Leitsatz
1. Ein GmbH-Geschäftsführer kann nach seiner Abberufung als gesetzlicher Vertreter nicht mehr als Haftungsschuldner in Anspruch
genommen werden; es sei denn, er ist als Verfügungsberechtigter gem. § 35 AO anzusehen.
2. Verfügungsberechtigter gem. § 35 AO ist jeder, der rechtlich und wirtschaftlich über Mittel, die einem anderen zuzurechnen
sind, verfügen kann und nach außen hin als Verfügungsberechtigter auftritt.

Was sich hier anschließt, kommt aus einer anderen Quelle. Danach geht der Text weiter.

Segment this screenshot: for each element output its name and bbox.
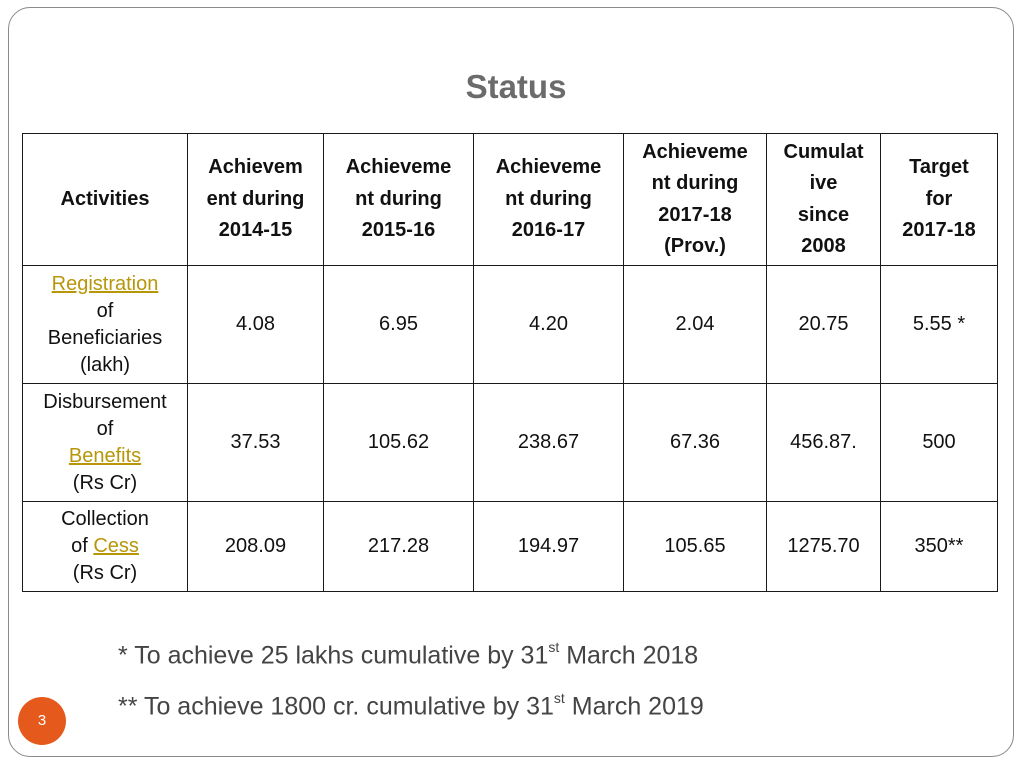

3. Der bloße Umstand, dass jemand noch Bankvollmacht besitzt, reicht allein nicht aus, um ihn als Verfügungsberechtigen i.S.d.

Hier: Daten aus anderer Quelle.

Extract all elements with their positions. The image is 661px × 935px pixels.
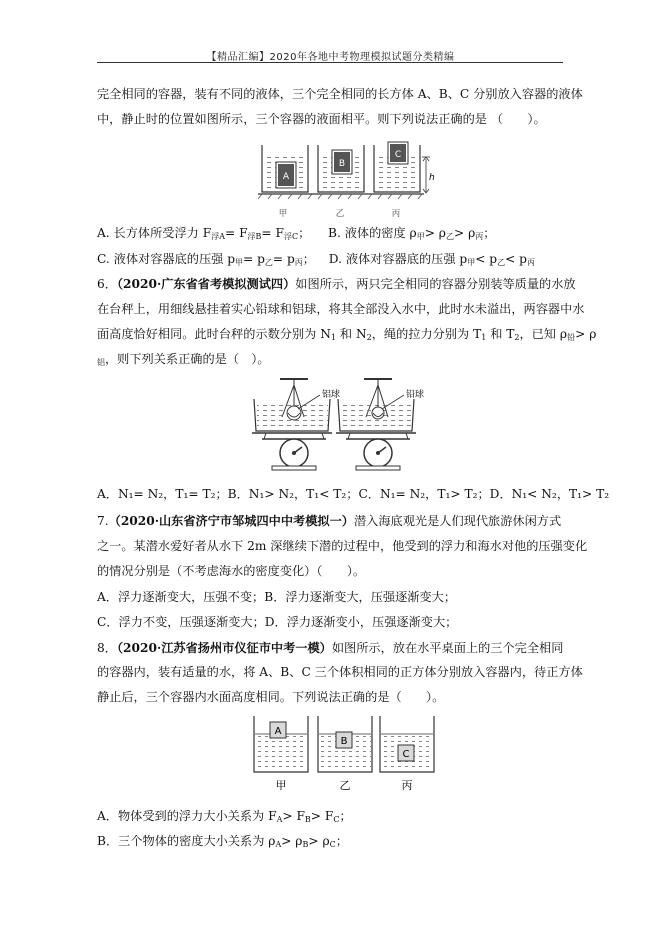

§ 35 AO anzusehen. Dies gilt v.a. dann, wenn nicht erkennbar ist, dass die betreffende Person nach außen auftreten oder weiterhin
die Geschäfte der Gesellschaft führen oder den Anschein einer entsprechenden Rechtsstellung erwecken würde.
4. Haften i.S.d. § 191 AO bedeutet das Einstehenmüssen für eine fremde Schuld, was voraussetzt, dass die zu Grunde liegende
Steuerschuld entstanden ist und noch besteht.
5. Die Haftung nach § 69 AO ist dem Umfang nach auf den Betrag beschränkt, der infolge der Pflichtverletzung nicht entrichtet
worden ist, was i.d.R. zu einer Haftung mit der Quote führt, zu welcher das Finanzamt gegenüber anderen Gläubigern benachteiligt
worden ist.
6. Eine Tilgungsquote bei der Haftungsinanspruchnahme ist jedoch ausnahmsweise verzichtbar, wenn für die GmbH unzutreffende
Umsatzsteuererklärungen abgegeben wurden und die festgesetzten Steuern nicht oder nicht fristgerecht entrichtet wurden.
7. Steuerforderungen gegenüber der GmbH entfalten keine Drittwirkung gegenüber dem in Haftung genommenen Geschäftsführer,
wenn sie noch nicht unanfechtbar festgesetzt worden sind (arg. § 166 AO).
8. Einem sog. Finetrader (also jemandem, der eine bankenunabhängige Einkaufsfinanzierung betreibt, indem er Waren für ein
Unternehmen bei dessen Lieferanten kauft und vorfinanziert), wird i.d.R. nicht Substanz, Wert und Ertrag der Waren übertragen,
so dass umsatzsteuerlich keine Lieferung von Gegenständen an ihn vorliegt.